# Men of PerC! Can you handle watching chick flicks with your girlfriend?



## badwolf (Jun 17, 2012)

If it's a romantic comedy, I'll probably be ok. If it's drama, probably not.


----------



## Zombie Devil Duckie (Apr 11, 2012)

Depends on the movie. 

-ZDD


----------



## Surreal Snake (Nov 17, 2009)

I don't mind the odd one but usually not my thing...With the right person of course.


----------



## Hollow Man (Aug 12, 2011)

Sometimes I like them actually, yet I think there's many bad ones too that I may not be interested in. 

Usually I like dialogue character-driven movies more than say action movies. Sometimes, "Chick flicks" fall especially under that category.


----------



## niss (Apr 25, 2010)

Of course I can do it. It may be boring, but many things in life are boring.
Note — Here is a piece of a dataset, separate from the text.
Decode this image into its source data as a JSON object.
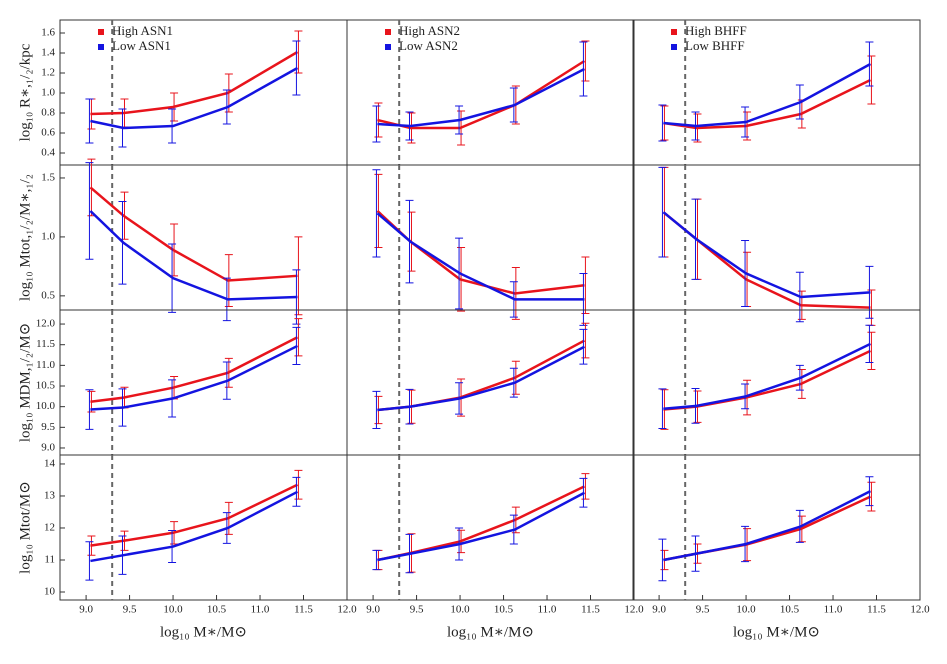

Yes, if it is important to her, I'll watch a chick flick. I watched "Pride & Prejudice" with my daughter because she asked me to. Not my favorite thing, but not too bad, either.

I do draw the line at stupid stuff, though. Gratuitous sex, violence, are dumb and a real turn off. Horror or weirdness such as vampires, unicorns, or pixie dust won't keep my attention for long. Keep it real and I'm intrigued.


----------



## stargazing grasshopper (Oct 25, 2013)

I can easily handle an occasional chick flick at the theater, but mindless sitcoms that belittle men as idiotic incompetents are a no go.
I'd rather sit through a chick flick rather than watch Big Bang Theory depict a few nerdy guys as awkward socially inept wankers.


----------